Here's the code: (it's well spaced and should be very readable)

# Partially working string reconstruction algo in pure Ruby

# the dictionary
def dict(someWord)
  myArray = [" ", "best", "domain", "my", "successes", "image", "resizer", "high", "tech", "crime", "unit", "name", "edge", "times", "find", "a", "bargain", "free", "spirited", "style", "i", "command", "go", "direct", "to", "harness", "the", "force"]
  return !!(myArray.index(someWord))
end


# inspired by http://cseweb.ucsd.edu/classes/wi12/cse202-a/lecture6-final.pdf

## Please uncomment the one you wanna use
#
# (all the words used are present in the dictionary above)
#
# working sentences
  x = ' ' + "harnesstheforce"
# x = ' ' + "hightechcrimeunit"
#
# non working sentences
# x = ' ' + "findabargain"
# x = ' ' + "icommand"

puts "Trying to reconstruct #{x}"

# useful variables we're going to use in our algo
n = x.length
k = Array.new(n)
s = Array.new(n)
breakpoints = Hash.new
validBreakpoints = Hash.new

begin

  # let's fill k
  for i in 0..n-1
    k[i] = i
  end

  # the core algo starts here
  s[0] = true
  for k in 1..n-1

    s[k] = false

    for j in 1..k
      if s[j-1] && dict(x[j..k])
        s[k] = true

        # using a hash is just a trick to not have duplicates
        breakpoints.store(k, true)
      end
    end

  end

  # debug
  puts "breakpoints: #{breakpoints.inspect} for #{x}"

  # let's create a valid break point vector

  i=1
  while i <= n-1 do

    # we choose the longest valid word
    breakpoints.keys.sort.each do |k|

      if i >= k
        next
      end

      # debug: when the algo breaks, it does so here and goes into an infinite loop
      #puts "x[#{i}..#{k}]: #{x[i..k]}"
      if dict(x[i..k])
        validBreakpoints[i] = k
      end
    end

    if validBreakpoints[i]
      i = validBreakpoints[i] + 1
    end

  end

  # debug
  puts "validBreakpoints: #{validBreakpoints.inspect} for #{x}"

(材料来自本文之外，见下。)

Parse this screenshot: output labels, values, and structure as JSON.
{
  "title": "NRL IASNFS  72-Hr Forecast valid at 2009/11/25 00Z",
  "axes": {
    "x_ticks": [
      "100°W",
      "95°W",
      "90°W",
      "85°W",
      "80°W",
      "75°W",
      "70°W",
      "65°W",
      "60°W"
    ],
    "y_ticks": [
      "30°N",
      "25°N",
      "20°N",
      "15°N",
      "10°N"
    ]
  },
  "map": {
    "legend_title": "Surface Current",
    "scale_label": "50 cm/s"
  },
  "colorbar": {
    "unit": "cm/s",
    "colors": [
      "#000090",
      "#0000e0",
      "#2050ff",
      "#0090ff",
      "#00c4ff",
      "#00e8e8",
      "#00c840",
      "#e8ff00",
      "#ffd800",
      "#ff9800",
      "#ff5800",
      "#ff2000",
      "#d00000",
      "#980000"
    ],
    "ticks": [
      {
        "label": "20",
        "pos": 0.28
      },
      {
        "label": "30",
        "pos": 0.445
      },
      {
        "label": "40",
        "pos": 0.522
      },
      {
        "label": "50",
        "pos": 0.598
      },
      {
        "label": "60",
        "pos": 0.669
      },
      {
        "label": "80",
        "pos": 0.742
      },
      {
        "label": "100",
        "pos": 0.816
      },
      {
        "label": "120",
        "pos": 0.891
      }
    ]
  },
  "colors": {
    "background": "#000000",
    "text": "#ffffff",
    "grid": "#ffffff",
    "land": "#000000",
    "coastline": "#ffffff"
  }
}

  # we insert the spaces at the places defined by the valid breakpoints
  x = x.strip
  i = 0
  validBreakpoints.each_key do |key|
    validBreakpoints[key] = validBreakpoints[key] + i
    i += 1
  end

  validBreakpoints.each_value do |value|
    x.insert(value, ' ')
  end

  puts "Debug: x: #{x}"


  # we capture ctrl-c
rescue SignalException
  abort

# end of rescue
end

解决方案

Note that your algorithm fails for strings containing single-character words. This is an off-by-one error. You are ignoring the breakpoints after such words, thus you end up with a word ("abargain") not contained in your dictionary.

Change

   if i >= k
     next
   end

to

   if i > k
     next
   end

or more Ruby-like

   next if i > k

Note also that you are running into an endless loop whenever your string contains something which is not a word:

if validBreakpoints[i]        # will be false 
  i = validBreakpoints[i] + 1 # i not incremented, so start over at the same position
end

You better treat this as an error

return '<no parse>' unless validBreakpoints[i] # or throw if you are not in a function
i = validBreakpoints[i] + 1

The problem with "inotifier" is a deficiency of your algorithm. Always choosing the longest word is not good. In this case, the first "valid" breakpoint detected is after the "in" which leaves you the non-word "otifier".